La volonté de ceux qui ont contribué à la rédaction de ce livre est ainsi de créer un espace commun de délibérations et d’échanges pour « débattre du sens profond et du rôle de tous dans l’aide internationale », y compris en y impliquant les acteurs autres que non-gouvernementaux. Chacun est ainsi appelé à interroger son mode d’intervention, son fonctionnement, ses valeurs. De la même manière, les débats ne peuvent se cantonner aux seuls acteurs du “Nord” mais doivent s’élargir à ceux du “Sud” et de “l’Est”. Car les questions auxquelles tous ceux-ci sont confrontés et auxquelles ils devront tenter de répondre sont nombreuses.

Commentaire

Comment appréhender les crises ? C’est finalement l’enjeu de cet ouvrage que de s’intéresser à la question. Pour tenter d’apporter des éléments de réponse à cette interrogation essentielle, toutes les voix doivent se faire entendre, y compris lorsqu’elles empruntent des chemins divergents.

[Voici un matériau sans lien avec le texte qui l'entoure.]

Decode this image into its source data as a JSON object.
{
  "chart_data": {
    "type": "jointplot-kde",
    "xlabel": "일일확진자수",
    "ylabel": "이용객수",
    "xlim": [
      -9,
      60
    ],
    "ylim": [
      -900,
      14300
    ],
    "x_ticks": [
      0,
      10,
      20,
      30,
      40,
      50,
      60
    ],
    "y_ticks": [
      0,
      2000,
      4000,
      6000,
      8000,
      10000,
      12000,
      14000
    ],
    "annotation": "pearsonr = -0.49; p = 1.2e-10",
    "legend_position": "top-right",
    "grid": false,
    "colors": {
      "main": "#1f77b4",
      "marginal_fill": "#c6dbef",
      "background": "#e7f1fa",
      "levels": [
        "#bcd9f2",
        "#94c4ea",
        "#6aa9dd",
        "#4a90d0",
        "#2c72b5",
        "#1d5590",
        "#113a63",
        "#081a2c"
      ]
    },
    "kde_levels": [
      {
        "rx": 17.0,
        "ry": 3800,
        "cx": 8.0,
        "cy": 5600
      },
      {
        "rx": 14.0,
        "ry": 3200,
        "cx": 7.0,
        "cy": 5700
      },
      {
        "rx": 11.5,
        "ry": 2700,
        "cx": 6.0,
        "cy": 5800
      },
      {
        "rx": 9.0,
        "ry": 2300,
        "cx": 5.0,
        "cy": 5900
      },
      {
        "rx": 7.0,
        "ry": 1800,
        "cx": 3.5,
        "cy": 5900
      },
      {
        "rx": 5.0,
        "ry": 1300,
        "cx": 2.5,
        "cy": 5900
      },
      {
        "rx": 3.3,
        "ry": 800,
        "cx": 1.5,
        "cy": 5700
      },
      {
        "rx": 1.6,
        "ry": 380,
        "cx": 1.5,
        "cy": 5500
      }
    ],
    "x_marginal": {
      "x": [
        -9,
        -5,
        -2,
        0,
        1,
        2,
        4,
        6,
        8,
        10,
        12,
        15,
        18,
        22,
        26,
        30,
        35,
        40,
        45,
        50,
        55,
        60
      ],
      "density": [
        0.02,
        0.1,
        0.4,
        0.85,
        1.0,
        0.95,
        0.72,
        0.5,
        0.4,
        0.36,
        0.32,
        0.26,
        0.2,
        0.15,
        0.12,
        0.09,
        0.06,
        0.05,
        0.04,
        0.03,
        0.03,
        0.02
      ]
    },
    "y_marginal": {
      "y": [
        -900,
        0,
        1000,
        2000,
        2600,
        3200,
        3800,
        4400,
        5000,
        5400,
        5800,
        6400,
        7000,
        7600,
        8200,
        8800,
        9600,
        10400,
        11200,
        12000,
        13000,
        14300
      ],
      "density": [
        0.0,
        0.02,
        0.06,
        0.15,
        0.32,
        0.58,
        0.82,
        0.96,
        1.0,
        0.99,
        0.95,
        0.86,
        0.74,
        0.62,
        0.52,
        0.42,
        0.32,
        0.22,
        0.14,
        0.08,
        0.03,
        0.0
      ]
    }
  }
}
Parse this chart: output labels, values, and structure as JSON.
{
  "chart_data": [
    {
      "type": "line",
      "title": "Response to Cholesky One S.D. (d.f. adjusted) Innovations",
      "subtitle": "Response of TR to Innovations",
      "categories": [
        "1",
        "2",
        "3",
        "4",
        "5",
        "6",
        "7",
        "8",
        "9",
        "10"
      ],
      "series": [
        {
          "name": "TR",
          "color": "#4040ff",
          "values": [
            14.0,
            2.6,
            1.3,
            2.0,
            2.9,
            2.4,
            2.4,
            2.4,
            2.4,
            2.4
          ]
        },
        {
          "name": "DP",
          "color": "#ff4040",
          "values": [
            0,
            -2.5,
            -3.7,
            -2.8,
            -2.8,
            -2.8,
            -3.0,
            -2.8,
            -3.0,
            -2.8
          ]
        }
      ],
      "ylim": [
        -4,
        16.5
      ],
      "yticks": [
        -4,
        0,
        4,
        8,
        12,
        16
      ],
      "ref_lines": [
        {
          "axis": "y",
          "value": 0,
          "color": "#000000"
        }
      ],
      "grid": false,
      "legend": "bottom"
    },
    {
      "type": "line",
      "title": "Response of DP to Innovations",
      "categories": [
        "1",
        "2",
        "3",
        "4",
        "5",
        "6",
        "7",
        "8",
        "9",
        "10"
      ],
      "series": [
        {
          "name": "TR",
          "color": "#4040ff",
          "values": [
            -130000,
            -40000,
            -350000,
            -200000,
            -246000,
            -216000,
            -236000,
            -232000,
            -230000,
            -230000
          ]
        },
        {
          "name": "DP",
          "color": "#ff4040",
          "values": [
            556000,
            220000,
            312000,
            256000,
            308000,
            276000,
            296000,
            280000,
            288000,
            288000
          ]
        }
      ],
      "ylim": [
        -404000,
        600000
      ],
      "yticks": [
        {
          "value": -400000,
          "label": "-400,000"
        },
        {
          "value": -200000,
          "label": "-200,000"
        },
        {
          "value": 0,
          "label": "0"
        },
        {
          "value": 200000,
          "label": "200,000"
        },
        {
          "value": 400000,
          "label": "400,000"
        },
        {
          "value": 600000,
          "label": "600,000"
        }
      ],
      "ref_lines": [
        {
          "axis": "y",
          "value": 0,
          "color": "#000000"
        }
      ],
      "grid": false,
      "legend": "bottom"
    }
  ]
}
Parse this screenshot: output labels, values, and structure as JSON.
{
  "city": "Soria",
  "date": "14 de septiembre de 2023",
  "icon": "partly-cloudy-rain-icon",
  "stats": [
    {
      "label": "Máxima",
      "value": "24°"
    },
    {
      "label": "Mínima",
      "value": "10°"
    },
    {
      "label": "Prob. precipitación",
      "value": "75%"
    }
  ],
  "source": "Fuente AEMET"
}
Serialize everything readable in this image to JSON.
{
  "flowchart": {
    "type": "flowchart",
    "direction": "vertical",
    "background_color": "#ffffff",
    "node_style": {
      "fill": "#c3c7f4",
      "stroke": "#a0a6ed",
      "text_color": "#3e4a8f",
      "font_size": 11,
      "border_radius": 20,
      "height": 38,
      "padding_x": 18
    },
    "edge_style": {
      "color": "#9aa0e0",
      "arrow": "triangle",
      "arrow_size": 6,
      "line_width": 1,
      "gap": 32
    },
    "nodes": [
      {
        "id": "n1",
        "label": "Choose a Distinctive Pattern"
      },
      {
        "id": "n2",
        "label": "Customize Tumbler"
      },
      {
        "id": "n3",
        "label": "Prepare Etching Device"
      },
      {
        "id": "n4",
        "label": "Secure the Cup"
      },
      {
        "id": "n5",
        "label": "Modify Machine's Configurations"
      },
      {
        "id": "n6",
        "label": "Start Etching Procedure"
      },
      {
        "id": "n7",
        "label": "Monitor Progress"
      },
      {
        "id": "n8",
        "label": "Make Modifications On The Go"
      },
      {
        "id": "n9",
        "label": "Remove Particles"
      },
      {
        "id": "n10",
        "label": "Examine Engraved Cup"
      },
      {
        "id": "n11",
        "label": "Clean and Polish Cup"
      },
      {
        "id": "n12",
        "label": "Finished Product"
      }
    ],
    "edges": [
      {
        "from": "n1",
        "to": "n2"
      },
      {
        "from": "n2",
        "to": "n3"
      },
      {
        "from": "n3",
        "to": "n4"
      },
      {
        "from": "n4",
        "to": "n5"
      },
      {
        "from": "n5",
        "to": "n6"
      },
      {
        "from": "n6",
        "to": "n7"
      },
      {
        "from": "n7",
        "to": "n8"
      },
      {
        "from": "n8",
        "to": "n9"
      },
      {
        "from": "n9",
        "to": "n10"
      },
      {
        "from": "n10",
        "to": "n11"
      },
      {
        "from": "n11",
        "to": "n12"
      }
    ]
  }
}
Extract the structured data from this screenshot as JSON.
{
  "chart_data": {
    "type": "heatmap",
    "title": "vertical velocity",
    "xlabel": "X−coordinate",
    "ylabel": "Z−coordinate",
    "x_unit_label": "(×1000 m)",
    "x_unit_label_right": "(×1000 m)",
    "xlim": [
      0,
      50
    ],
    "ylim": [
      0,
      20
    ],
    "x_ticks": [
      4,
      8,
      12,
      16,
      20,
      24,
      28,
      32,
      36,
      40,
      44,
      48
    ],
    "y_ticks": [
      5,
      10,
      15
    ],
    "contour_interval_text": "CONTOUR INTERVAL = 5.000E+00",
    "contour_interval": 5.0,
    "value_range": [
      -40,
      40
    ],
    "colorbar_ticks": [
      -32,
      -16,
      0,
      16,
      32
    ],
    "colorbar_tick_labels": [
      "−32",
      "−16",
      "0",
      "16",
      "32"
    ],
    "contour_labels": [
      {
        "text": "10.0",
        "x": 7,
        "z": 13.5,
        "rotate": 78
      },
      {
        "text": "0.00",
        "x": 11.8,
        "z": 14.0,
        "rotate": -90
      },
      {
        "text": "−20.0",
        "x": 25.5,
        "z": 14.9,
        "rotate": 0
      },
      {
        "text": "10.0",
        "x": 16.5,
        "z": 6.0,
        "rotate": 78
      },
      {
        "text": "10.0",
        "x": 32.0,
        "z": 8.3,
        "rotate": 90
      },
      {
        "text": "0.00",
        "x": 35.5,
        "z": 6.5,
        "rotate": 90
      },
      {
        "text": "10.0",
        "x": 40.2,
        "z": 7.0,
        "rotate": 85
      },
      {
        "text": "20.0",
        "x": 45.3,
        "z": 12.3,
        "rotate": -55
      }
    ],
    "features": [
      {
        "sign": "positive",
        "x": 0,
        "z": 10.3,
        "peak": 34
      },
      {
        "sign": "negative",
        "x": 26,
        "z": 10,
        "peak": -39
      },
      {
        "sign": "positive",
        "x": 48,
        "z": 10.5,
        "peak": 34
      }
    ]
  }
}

Le ton du livre n’est pas polémique, au sens où celle-ci resterait gratuite et stérile. Il interpelle néanmoins sur les enjeux et les débats qui entourent l’action en situation de crise. Les problèmes sont en général bien cernés, de bonnes analyses sont proposées, rompant avec les confusions habituelles. Des exemples précis et des cas concrets illustrent aussi bien les résultats obtenus que les difficultés rencontrées. Bien entendu, tous les sujets ne sont et ne pouvaient pas être approfondis, et l’on aimerait que les débats se poursuivent, notamment ceux qui agitent les organisations non-gouvernementales. Celles-ci font de leur indépendance politique et financière, de leur neutralité et de leur impartialité, des éléments constitutifs de leur identité ; mais les contingences auxquelles elles ont à faire face, tant sur le terrain que dans les liens qu’elles entretiennent avec les autres acteurs, ne complexifient-elles pas la donne ?

Le champ du questionnement est ouvert, les interrogations qui demeurent sont nombreuses.